How to inference on multiple gpus?

spacewalk01 / tensorrt-yolov9

Cpp and python implementation of YOLOv9 using TensorRT API

https://github.com/WongKinYiu/yolov9

MIT License

112 stars 18 forks source link

How to inference on multiple gpus? #12

Closed fungtion closed 6 months ago

fungtion commented 6 months ago

Hi, can engine model perform inference on multiple gpus?

spacewalk01 commented 6 months ago

Hi,

From the FAQ: https://docs.nvidia.com/deeplearning/sdk/tensorrt-developer-guide/index.html#faq

Q: How do I use TensorRT on multiple GPUs?

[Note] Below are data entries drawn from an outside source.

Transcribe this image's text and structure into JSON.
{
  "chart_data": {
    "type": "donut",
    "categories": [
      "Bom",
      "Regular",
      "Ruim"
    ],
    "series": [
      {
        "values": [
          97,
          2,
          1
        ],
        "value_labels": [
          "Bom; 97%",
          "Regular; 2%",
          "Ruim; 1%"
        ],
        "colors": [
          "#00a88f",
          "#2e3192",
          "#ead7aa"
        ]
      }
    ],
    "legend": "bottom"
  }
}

A: Each ICudaEngine object is bound to a specific GPU when it is instantiated, either by the builder or on deserialization. To select the GPU, use cudaSetDevice() before calling the builder or deserializing the engine. Each IExecutionContext is bound to the same GPU as the engine from which it was created. When calling execute() or enqueue(), ensure that the thread is associated with the correct device by calling cudaSetDevice() if necessary.

from: https://github.com/NVIDIA/TensorRT/issues/322

spacewalk01 commented 6 months ago

Create an inference engine instance for each gpu and set cudaSetDevice(gpu_id) for each device.

fungtion commented 6 months ago

Can you give an example? I tried to set cudaSetDevice(1), but it always works on gpu:0 not gpu:1

spacewalk01 commented 6 months ago

Make sure to put it at the beginning of each function that is using cuda/gpu such as:

Yolov9::Yolov9(string engine_path)
{
cudaSetDevice(1);
// Read the engine file
ifstream engineStream(engine_path, ios::binary);
...

void Yolov9::predict(Mat& image, vector<Detection> &output)
{
cudaSetDevice(1);
// Preprocessing data on gpu
cuda_preprocess(image.ptr(), image.cols, image.rows, gpu_buffers[0], model_input_w, model_input_h, cuda_stream);
...

fungtion commented 6 months ago

Thanks, I will try it.